La rétrospective du Jeu de Paume n'est pas chronologique. Aucun texte n'accompagne les 200 photos exposées, hormis les titres que Diane Arbus elle-même leur avait donnés. Le parti-pris est de laisser le visiteur recevoir ses portraits sans explication et découvrir sans a priori le travail effectué lors d’une carrière qui n’a pas duré plus de 15 ans.

Née à New York dans une famille de commerçants aux penchants artistiques, Diane Nemerov se marie très jeune avec Allan Arbus. Elle ouvre avec lui une affaire de photo de mode. C’est lui qui fait les photos. Diane étudie la photo avec Berenice Abbott et surtout avec Lisette Model. Une pionnière de la photo de rue (exposée au Jeu de Paume en 2010) qui pratiquait déjà le portrait frontal en gros plan et recommandait à ses élèves de "photographier avec ses tripes".

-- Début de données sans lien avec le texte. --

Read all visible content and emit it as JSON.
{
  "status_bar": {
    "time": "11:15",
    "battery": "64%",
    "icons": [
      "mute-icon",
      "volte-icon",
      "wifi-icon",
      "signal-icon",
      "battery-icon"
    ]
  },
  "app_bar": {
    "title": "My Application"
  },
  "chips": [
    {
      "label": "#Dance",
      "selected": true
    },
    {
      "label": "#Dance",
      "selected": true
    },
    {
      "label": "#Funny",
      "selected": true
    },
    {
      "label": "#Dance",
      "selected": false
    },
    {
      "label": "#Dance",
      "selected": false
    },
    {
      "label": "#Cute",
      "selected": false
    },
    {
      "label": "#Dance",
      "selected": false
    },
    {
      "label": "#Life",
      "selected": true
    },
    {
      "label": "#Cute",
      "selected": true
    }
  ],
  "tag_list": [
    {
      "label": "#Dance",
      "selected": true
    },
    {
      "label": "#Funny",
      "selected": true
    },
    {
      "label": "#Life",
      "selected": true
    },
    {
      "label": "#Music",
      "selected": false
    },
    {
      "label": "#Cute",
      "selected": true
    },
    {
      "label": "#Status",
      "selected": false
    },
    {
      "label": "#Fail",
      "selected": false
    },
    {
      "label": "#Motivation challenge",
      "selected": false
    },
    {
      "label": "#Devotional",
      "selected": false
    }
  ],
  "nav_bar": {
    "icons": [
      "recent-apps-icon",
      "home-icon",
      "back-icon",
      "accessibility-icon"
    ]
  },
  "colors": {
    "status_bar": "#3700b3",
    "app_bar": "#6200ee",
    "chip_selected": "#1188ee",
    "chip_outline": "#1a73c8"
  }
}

C’est quand elle se sépare de son mari, à la fin des années 1950, que Diane Arbus entame un vrai travail personnel.

Une photographe en quête de l'humain dans la différence et du monstrueux chez l'homme ordinaire
C’est vrai qu’elle aime les personnages décalés, hors du commun : monstres de foire, nudistes, travestis. Elle aime le travestissement en général et la mise en scène: elle s’amuse avec une brochette de pères Noël, des enfants masqués (« le fan club des monstres »), des personnes âgées dans un bal masqué.

Diane Arbus rapproche les monstres de foire de tous les êtres humains. « La plupart des gens vivent dans la crainte d’être soumis à une expérience traumatisante. Les phénomènes de foire sont déjà nés avec leur propre traumatisme. Ils ont déjà passé leur épreuve pour la vie. Ce sont des aristocrates », dit-elle.

Elle sait donc trouver le fragile, le décalé, chez des personnages ordinaires, familles ou petites vieilles en chapeau à Central Park. Elle passe du temps avec ses sujets, réussissant à entrer dans leur intimité, qu’elle y trouve l’étrange ou tout simplement l’humain. Déjà, avant Nan Goldin, elle peut s’immiscer dans l’intimité d’un couple.

Diane Arbus, c’est l’anti-angélisme : les bébés, qu’on aurait tendance à vouloir voir « mignons » peuvent chez elle être monstrueux. Pris en très gros plan, bavant ou grimaçant, ils feraient plutôt horreur.

A l’inverse, quand en 1970-1971, elle photographie des handicapées mentales, elle nous montre des femmes et des jeunes filles joyeuses et qui vivent dans l’échange. Où est le normal, où est l'anormal, semble-t-elle nous demander. « Elles sont si lyriques, si tendres, si jolies », dit l'artiste.

Ce sera son dernier travail. Elle se suicide le 26 juillet 1971 à l’âge de 48 ans.

Diane Arbus, Jeu de Paume, 1, place de la Concorde, 75008 Paris, 01-47-03-12-50
fermé le lundi
Vu le succès de l'exposition, le Jeu de Paume est exceptionnellement ouvert:
le mardi de 11h à 21h
du mercredi au vendredi de 11h à 19h
samedi et dimanche: 10h-19h

A partir du 24 janvier et jusqu'au dimanche 5 février, nocturnes exceptionnels:
du mardi au vendredi : 11h-21h
samedi et dimanche: 10h-21h

Tarifs : 8,5 € / 5,5 €, gratuit pour les étudiants et les moins de 26 ans le dernier mardi du mois de 17h à 21h.